IMG_1394It’s time, once again, for the On DVD series featuring new releases from Paramount Home Distribution, Elevation Pictures and more!. 

TV

Inside Amy Schumer: Season Three
This show was great in seasons one and two but it just keeps getting bigger. The special features on this disc don’t amount to much but the rewatch value is high and the sketch format (especially with so many classics this season) makes it the perfect party background set. 

Zoo: Season One
The impossibly handsome, genuinely funny, oldschool movie star-ish James Wolk is one of my favourite actors. Do I wish it was Political Animals or The Crazy Ones or the two-episodes-and-done Lonestar that was the vehicle to successfully deliver James Wolk to my TV screen over multiple seasons? Absolutely. But Zoo it is. It’s bonkers and sometimes surprisingly boring but, hey, I’ll take it.

Under The Dome: Season Three
This show, though, I completely don’t get. I’ve been forcing myself through it with the understanding that it’s a “limited series” and therefore not a huge time commitment. But it just won’t end! The cast is good and the special features on this Blu-ray set are excellent but, much like the dome itself, I’m always wondering What Is This Show and Why Is It Here?!

Broad City: Season Two
YES PLEASE. One of the best shows on TV, Broad City has such impeccable re-watch value that I didn’t even need the special features on this DVD to be as good as they are. I’d pay almost anything to own these excellent 10 episodes. 

Extant: Season Two
See: “Under the Dome: Season Three” 

Dora and Friends: Season One
Most Dora discs (and kids DVDs in general) have a handful of episodes at most. On one hand, the fact that kids like repetition makes those sets a smarter choice (why pay extra for extras you don’t need?) but the full first season of this older-Dora spinoff, in my opinion, is worth it (if you can stand Dora, which most parents can’t). There are 18 episodes here and the DVD is bilingual because putting up with Dora sometimes seems worth it if you can keep alive your pipe dream that she’s gonna teach your kid Spanish.

Movies

Mission Impossible: Rogue Nation                
Did it bother me that there was literally one woman in the entire movie and Paula Patton was mysteriously dropped from the team? Obviously. Did a major piece of plot development happen by way of “look at this sketch, you can feel that he trusts this person”? Unfortunately, yes. But MI5 is yet another excellently executed version of everything the Mission Impossible franchise is and nothing more than that. There’s a killer sequence set to a Puccini opera and another amazing scene where Simon Pegg is strapped to a bomb and blowing everyone away with his spectacular (and wildly underrated) acting brilliance. I got everything I came for and that’s more than a lot of movies give me.

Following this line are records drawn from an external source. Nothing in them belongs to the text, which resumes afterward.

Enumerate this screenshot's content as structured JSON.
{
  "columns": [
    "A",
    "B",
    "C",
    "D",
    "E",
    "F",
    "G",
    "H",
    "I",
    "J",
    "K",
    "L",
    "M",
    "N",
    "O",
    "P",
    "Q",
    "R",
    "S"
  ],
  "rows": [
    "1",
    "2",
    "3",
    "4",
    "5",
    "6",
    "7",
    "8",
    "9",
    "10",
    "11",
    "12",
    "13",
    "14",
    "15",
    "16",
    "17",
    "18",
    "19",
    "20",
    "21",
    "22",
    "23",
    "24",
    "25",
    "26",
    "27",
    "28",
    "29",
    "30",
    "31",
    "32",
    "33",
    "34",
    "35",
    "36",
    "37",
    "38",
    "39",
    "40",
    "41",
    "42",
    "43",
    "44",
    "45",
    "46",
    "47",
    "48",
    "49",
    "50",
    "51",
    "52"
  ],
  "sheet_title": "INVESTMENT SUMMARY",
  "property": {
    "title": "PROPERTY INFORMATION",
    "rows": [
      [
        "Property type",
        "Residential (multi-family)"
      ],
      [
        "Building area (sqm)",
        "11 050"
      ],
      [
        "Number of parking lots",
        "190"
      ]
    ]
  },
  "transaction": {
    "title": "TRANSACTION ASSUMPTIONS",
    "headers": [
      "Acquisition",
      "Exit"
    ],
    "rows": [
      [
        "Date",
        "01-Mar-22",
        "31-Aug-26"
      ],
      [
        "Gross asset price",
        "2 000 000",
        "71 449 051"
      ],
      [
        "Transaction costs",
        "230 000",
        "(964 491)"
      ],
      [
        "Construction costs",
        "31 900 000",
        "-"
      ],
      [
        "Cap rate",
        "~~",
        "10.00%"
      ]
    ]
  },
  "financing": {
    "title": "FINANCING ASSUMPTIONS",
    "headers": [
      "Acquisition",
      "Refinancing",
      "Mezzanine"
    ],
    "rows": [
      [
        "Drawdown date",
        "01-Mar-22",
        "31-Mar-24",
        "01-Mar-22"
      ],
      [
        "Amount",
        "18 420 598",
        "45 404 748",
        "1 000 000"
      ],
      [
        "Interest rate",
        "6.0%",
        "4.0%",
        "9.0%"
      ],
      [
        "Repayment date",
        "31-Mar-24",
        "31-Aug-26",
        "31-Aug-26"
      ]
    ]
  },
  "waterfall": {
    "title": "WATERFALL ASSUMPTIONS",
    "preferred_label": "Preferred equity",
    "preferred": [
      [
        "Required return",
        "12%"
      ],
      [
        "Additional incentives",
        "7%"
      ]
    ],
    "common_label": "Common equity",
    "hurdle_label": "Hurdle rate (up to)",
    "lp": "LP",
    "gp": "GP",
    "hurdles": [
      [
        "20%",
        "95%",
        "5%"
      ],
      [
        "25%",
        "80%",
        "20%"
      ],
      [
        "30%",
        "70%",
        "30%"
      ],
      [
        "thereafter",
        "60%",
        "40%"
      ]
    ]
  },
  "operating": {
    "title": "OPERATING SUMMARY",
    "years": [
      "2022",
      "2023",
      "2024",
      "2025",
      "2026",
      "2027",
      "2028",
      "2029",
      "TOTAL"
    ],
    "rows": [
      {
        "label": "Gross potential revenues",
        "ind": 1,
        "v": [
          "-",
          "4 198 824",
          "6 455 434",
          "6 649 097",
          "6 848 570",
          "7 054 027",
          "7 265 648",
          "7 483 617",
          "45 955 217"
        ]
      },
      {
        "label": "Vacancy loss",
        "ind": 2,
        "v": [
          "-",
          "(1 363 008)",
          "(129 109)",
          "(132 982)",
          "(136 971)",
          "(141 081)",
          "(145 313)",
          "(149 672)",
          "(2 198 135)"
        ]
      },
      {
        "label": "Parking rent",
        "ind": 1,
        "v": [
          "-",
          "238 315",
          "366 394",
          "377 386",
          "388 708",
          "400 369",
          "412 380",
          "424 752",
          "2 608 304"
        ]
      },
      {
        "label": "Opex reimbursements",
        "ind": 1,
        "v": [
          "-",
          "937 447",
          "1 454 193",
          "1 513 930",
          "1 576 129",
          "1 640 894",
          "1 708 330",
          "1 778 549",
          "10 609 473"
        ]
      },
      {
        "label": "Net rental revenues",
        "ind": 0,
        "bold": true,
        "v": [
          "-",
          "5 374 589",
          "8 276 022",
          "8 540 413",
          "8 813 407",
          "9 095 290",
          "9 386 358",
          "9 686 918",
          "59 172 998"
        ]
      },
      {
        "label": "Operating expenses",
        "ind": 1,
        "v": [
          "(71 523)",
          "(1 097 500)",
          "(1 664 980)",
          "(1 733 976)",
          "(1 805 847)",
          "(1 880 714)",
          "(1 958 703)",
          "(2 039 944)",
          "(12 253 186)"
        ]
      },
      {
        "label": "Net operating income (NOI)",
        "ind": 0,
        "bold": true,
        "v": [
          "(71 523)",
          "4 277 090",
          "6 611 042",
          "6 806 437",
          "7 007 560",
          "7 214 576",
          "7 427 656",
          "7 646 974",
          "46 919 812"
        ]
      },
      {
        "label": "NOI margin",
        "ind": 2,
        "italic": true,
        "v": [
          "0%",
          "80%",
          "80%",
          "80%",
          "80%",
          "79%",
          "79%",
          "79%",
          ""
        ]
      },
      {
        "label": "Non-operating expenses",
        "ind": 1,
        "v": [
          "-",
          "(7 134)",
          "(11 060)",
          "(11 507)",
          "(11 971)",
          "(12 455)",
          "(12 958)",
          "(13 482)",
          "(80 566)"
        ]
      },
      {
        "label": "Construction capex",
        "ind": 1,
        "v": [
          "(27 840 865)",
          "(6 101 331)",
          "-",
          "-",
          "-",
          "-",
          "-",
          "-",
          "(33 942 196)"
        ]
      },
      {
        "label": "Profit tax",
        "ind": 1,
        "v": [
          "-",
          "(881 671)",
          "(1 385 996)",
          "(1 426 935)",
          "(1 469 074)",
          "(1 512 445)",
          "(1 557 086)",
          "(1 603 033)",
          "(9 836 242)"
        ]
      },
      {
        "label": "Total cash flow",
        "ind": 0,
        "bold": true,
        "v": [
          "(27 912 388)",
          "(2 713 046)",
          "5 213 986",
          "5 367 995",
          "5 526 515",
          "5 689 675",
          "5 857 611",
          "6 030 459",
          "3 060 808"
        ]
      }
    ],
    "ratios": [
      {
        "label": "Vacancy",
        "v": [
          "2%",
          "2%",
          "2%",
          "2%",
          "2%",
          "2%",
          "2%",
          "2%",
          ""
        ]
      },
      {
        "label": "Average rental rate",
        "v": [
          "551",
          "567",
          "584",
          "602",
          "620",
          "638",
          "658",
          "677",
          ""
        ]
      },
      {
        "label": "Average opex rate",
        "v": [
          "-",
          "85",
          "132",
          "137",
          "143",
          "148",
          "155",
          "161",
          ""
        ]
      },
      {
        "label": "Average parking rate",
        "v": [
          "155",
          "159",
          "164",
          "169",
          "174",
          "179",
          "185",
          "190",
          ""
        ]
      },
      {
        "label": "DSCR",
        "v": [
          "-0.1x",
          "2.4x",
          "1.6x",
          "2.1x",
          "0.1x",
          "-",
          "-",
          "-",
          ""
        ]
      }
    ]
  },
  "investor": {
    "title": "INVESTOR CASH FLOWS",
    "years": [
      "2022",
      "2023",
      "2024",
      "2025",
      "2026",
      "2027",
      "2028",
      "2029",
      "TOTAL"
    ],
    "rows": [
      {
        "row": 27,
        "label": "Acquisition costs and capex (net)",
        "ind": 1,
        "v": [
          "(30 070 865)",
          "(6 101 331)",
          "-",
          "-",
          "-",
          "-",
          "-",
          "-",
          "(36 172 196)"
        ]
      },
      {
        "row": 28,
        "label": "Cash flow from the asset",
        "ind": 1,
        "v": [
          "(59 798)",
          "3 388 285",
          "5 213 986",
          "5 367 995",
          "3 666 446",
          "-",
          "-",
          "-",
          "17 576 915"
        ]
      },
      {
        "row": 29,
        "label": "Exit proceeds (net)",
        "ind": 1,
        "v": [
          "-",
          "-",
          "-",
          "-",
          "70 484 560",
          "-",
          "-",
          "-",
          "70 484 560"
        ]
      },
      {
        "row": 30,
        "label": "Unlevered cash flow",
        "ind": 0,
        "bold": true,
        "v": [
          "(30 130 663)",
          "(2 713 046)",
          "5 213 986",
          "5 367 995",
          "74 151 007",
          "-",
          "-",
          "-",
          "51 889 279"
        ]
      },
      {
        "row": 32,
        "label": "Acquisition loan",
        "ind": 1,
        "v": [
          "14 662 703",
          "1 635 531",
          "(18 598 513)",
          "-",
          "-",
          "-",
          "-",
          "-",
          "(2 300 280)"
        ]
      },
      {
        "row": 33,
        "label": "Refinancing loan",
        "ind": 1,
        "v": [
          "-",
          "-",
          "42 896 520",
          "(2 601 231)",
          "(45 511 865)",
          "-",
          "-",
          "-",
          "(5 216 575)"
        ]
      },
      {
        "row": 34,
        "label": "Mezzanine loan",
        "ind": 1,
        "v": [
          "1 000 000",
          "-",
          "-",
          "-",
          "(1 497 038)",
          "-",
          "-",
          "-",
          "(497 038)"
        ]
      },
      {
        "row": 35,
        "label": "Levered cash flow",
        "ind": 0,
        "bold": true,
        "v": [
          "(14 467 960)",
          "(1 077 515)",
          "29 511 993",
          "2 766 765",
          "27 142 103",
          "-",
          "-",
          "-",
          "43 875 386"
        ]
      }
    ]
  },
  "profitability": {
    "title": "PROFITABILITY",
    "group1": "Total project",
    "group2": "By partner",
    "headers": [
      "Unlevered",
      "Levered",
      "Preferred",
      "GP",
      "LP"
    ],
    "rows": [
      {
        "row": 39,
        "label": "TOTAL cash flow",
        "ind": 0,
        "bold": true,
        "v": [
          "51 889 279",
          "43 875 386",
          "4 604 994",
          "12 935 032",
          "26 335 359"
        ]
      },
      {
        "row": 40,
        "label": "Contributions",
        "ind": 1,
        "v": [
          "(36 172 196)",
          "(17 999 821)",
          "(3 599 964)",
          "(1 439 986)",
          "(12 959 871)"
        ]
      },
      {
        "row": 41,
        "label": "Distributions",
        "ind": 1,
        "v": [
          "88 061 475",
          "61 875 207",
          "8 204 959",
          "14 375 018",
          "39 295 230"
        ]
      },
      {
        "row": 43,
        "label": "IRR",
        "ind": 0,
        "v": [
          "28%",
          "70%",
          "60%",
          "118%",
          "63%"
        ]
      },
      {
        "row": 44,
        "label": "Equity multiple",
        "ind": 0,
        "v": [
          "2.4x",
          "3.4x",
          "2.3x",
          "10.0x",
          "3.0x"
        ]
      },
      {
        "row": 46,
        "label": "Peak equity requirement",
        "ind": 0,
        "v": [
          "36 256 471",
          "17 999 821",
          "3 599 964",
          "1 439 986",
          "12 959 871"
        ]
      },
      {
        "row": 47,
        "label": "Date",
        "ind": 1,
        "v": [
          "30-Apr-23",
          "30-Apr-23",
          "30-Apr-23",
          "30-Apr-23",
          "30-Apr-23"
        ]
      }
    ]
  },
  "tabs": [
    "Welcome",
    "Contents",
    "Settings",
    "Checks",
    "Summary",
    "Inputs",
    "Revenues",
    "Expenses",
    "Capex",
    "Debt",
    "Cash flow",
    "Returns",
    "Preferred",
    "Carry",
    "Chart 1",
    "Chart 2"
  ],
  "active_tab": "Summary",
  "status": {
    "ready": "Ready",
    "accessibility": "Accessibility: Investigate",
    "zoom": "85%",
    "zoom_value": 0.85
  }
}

The DVD/Blu-Ray/Digital HD disc is absolutely packed with featurettes and the movie definitely has rewatch value, making this a good buy.

Captive
This strange, faith-tinged but impeccably acted kidnapping drama comes to DVD/Digital HD with decent special features and rewatch value. I never love the much-loved Kate Mara but David Oyelowo is, as always, a revelation.

Scouts Guide to the Apocalypse
The DVD version of this silly zombie movie that mostly appeals to teenage boys is selling for 30 dollars. Just the movie, in standard definition. The Blu-ray/DVD/Digital HD combo pack is an extra $10 and comes with 6 pretty decent special features. I’m not really saying either is worth it, but one is definitely not worth it.

Pawn Sacrifice
This extremely competent biopic has been unfairly overlooked this year. It’s a tad more conventional than it needs to be, especially considering the wealth of philosophy and stirring imagery conjured with the word “chess”, but the acting is excellent and, with the exception of a too-long sequence meant to reflect the noise in Bobby Fischer’s brain as he tries to concentrate, the chess sequences have great tension and stakes. The DVD only has one special feature and it’s not particularly insightful.

Paranormal Activity: The Ghost Dimension
This thing isn’t just a standard DVD release, it’s a “Blu-ray 3D + Blu-ray + DVD + Digital HD” release. It’s actually 3 discs with the film in every format you could possibly want, including rated and unrated, theatrical and extended, standard definition and high definition plus an alternate ending and 3D deleted scene. The re-watch value on most horror films is less than nothing but, in case you want to show this to someone who hasn’t seen it yet, this disc gives you all the formats you could ever need.